Dutch licence holders have petitioned the KSA for specific guidance on how to ensure they comply with the new rules, but the authority has offered little in the way of specifics so far.

That is, in part, according to its chief executive, because the regulator is taking a wait-and-see approach to the new regime.

“Like the industry, we have to find our way in this,” said Rene Jansen, chair of the KSA, speaking at the Gambling in Holland conference in Amsterdam on Thursday (June 8).

Jansen also reassured the industry that it will not leap to enforce against operators trying their best to navigate the new rules, but emphasised that the ultimate responsibility for working out how to comply with the law rests with operators.

“The industry is waiting for a sense of direction,” said Alan Littler, a lawyer with Kalff, Katz and Franssen.

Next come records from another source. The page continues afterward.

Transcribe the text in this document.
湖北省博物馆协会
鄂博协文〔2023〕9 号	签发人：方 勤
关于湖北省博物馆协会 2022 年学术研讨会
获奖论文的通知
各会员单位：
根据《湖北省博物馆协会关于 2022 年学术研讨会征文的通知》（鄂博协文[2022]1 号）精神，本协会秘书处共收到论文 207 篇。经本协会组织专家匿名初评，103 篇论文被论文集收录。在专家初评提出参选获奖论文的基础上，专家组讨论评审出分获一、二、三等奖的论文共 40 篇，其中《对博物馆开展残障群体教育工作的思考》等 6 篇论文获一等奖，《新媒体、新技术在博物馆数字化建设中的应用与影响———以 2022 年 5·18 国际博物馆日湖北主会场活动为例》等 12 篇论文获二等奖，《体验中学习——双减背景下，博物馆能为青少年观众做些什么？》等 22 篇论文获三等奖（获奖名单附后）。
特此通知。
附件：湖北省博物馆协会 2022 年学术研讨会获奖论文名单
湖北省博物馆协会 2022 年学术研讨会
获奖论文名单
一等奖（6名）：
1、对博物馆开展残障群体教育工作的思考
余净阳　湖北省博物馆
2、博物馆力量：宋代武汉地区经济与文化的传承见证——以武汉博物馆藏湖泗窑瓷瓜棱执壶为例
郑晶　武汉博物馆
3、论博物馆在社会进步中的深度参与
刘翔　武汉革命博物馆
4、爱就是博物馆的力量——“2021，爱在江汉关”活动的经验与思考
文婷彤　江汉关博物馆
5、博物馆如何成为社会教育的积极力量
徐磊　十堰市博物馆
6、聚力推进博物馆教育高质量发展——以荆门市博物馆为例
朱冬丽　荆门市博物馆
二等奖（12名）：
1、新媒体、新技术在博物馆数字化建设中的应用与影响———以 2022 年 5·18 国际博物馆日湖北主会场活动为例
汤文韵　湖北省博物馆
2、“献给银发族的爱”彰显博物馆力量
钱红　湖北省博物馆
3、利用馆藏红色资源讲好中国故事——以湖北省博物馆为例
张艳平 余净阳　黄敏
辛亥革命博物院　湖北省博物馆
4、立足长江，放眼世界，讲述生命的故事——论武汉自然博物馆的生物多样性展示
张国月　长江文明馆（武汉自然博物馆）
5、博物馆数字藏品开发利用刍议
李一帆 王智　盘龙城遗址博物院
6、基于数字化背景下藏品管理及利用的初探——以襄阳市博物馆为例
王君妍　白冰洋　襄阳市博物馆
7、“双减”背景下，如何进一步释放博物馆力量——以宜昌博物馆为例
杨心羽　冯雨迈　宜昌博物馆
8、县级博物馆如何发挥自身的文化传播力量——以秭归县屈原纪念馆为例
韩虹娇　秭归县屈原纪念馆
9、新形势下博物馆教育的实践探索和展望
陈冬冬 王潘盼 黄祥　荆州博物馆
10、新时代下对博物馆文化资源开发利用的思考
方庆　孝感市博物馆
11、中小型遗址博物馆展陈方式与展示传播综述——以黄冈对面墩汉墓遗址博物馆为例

He advised that operators looking for ways to evidence that they are meeting the 95 percent targeting threshold should use Google Analytics or one of the other tools mentioned explicitly in amendments to the Gambling Act.

The law, he said, requires operators to use the “best available techniques”, the meaning of which could change over time as technology evolves.

“The sector is going to have to manage with the information it has today,” he said.

Jansen advised operators to take a precautionary approach.

If you are not sure that an advert will meet the 95 percent threshold, do not run it, he told operators.

“Find a way, but don’t seek the boundaries,” he said, warning that public confidence in the gambling industry was “fragile” and that too many public violations of the new ad rules would inevitably lead to further action by the government.

Jansen was firmer on an existing requirement that operators connect to the regulator’s so-called “data vault” to allow officials to scrutinise the way in which operators are fulfilling their duty of care to customers.

The KSA is prepared to revoke the licence of any operator that is non-compliant.

Jansen also said that the regulator will release the results of research into how operators treat vulnerable customers this summer.

Meanwhile, the Ministry of Justice, which oversees gambling in the Netherlands, is gearing up for more changes to the law later this year.

New amendments would be focused on player protection and are likely to include setting an upper threshold on loss limits, which are currently set manually by players on sign-up, said Fedor Meerts, the head of gambling policy at the ministry.

Officials are also gearing up for a 2024 evaluation of the market, which was baked into the new Gambling Act that took effect in 2021.